[arch-dev-public] Problem with web dashboard: massive orphaning of packages

Fri Sep 12 17:19:33 EDT 2008

On Fri, Sep 12, 2008 at 3:57 PM, Dan McGee <dpmcgee at gmail.com> wrote:
> On Fri, Sep 12, 2008 at 3:23 PM, Dusty Phillips <buchuki at gmail.com> wrote:
>> 2008/9/12 Eric Belanger <belanger at astro.umontreal.ca>:
>>> Hi,
>>>
>>> I don't know if you remember but a while ago a huge part of extra i686 (IIRC
>>> it was all packages from L to Z) were orphaned and erroneouly showing up as
>>> recently updated on the web site.  This just happened again with packages in
>>> extra x86_64. I don't know what could caused that but it's very annoying as
>>> we has to readopt all our packages back.
>>
>> Fuck.
>>
>> I remember Judd telling me not to swear at users but its ok to swear
>> at scripts right?
>>
>> This has to be happening in reporead.py.  Fucking reporead.py. To the
>> best of my knowledge, no other script updates the web database in
>> anyway, am I wrong?
>>
>>
>> The actual db_update script splits the packages into those that are in
>> the database and those that are not and processes them separately.
>> Packages that are not currently in the database get added as orphans
>> because apparently its hard to interrogate the maintainer from the
>> db.tar.gz. At first, I assumed that it is doing an add when it should
>> be doing an update, which would add new packages with orphan
>> maintainer. But this doesn't appear to be the case because there are
>> not currently any duplicate x86_64 packages (that aren't in testing).
>>
>> My second more likely hypothesis is race conditions. I don't know how
>> the db scripts update exactly, but I suspect reporead is reading a
>> db.tar.gz file that is either broken or not yet fully uploaded. It
>> sees this broken db file and drops all the packages in the web
>> interface that are not in that file. Then x minutes later (crontab),
>> it runs again on a proper db and sees the missing packages again. It
>> adds them to the database and sets the maintainer to orphan.
>>
>> Are such broken dbs possible/likely/happening?

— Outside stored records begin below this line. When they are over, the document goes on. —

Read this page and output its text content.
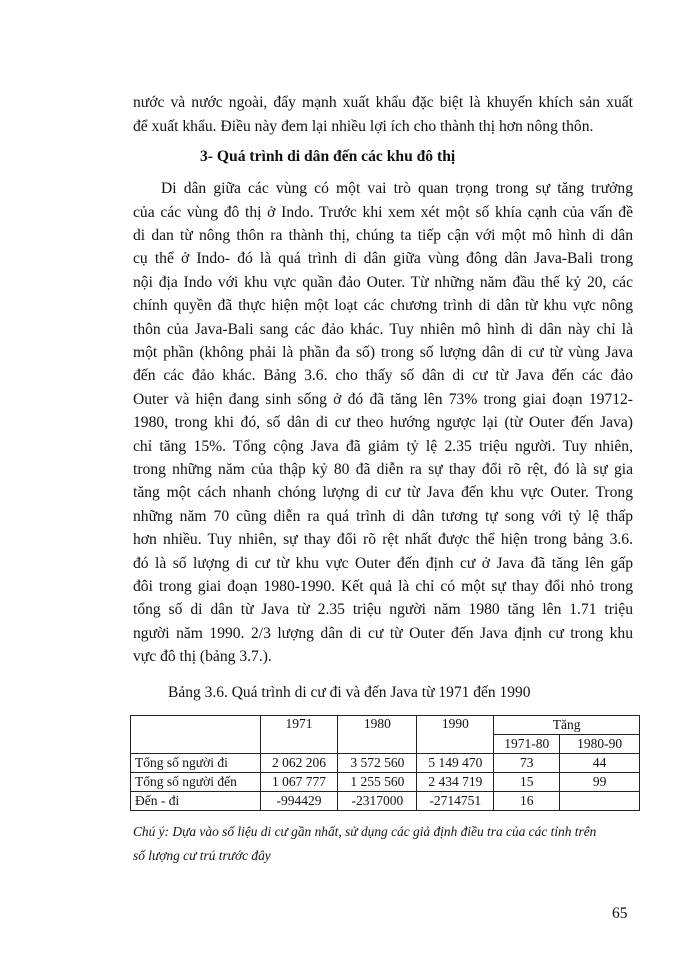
nước và nước ngoài, đẩy mạnh xuất khẩu đặc biệt là khuyến khích sản xuất
để xuất khẩu. Điều này đem lại nhiều lợi ích cho thành thị hơn nông thôn.
3- Quá trình di dân đến các khu đô thị
Di dân giữa các vùng có một vai trò quan trọng trong sự tăng trưởng
của các vùng đô thị ở Indo. Trước khi xem xét một số khía cạnh của vấn đề
di dan từ nông thôn ra thành thị, chúng ta tiếp cận với một mô hình di dân
cụ thể ở Indo- đó là quá trình di dân giữa vùng đông dân Java-Bali trong
nội địa Indo với khu vực quần đảo Outer. Từ những năm đầu thế kỷ 20, các
chính quyền đã thực hiện một loạt các chương trình di dân từ khu vực nông
thôn của Java-Bali sang các đảo khác. Tuy nhiên mô hình di dân này chỉ là
một phần (không phải là phần đa số) trong số lượng dân di cư từ vùng Java
đến các đảo khác. Bảng 3.6. cho thấy số dân di cư từ Java đến các đảo
Outer và hiện đang sinh sống ở đó đã tăng lên 73% trong giai đoạn 19712-
1980, trong khi đó, số dân di cư theo hướng ngược lại (từ Outer đến Java)
chỉ tăng 15%. Tổng cộng Java đã giảm tỷ lệ 2.35 triệu người. Tuy nhiên,
trong những năm của thập kỷ 80 đã diễn ra sự thay đổi rõ rệt, đó là sự gia
tăng một cách nhanh chóng lượng di cư từ Java đến khu vực Outer. Trong
những năm 70 cũng diễn ra quá trình di dân tương tự song với tỷ lệ thấp
hơn nhiều. Tuy nhiên, sự thay đổi rõ rệt nhất được thể hiện trong bảng 3.6.
đó là số lượng di cư từ khu vực Outer đến định cư ở Java đã tăng lên gấp
đôi trong giai đoạn 1980-1990. Kết quả là chỉ có một sự thay đổi nhỏ trong
tổng số di dân từ Java từ 2.35 triệu người năm 1980 tăng lên 1.71 triệu
người năm 1990. 2/3 lượng dân di cư từ Outer đến Java định cư trong khu
vực đô thị (bảng 3.7.).
Bảng 3.6. Quá trình di cư đi và đến Java từ 1971 đến 1990
	1971	1980	1990	Tăng	
				1971-80	1980-90
Tổng số người đi	2 062 206	3 572 560	5 149 470	73	44
Tổng số người đến	1 067 777	1 255 560	2 434 719	15	99
Đến - đi	-994429	-2317000	-2714751	16	
Chú ý: Dựa vào số liệu di cư gần nhất, sử dụng các giả định điều tra của các tỉnh trên
số lượng cư trú trước đây
65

If its a race
>> condition, we need to put a lock on the database (maybe dbtools does
>> this already) so that reporead isn't accessing it at the same time as
>> dbtools. If its just that when the database gets updated it sometimes
>> breaks the database well.. that just needs to be fixed.
>
> This would be a hell of a race condition- to make a database, we first
> unzip it to a temp location, make our changes and updates, and then
> rezip it. Thus reporead.py would have to open the db while it is being
> zipped, which is a very short period of time, but I guess
> theoretically possible.
>
> WIthout looking at the repo-add code, I don't know if we do this now,
> but we probably should:
> 1. unzip the db to a temp location
> 2. make changes
> 3. rezip it to db.tar.gz.new
> 4. move old db to db.tar.gz.old
> 5 move new db to db.tar.gz
>
> This would make the "db replacement" portion atomic in the sense that
> we would never have a partial DB; we would only have a short period of
> time where no db existed in that location. If really necessary we
> could avoid even this by copying the old db to one with the old
> extension instead of moving it.

Well, all the repo-add stuff is done in a subdir of /tmp too, then
it's simply 'mv'ed to /home/ftp, so it *should* be fairly atomic...
well, it would be if /tmp was on the same filesystem - it's just a
matter of moving inodes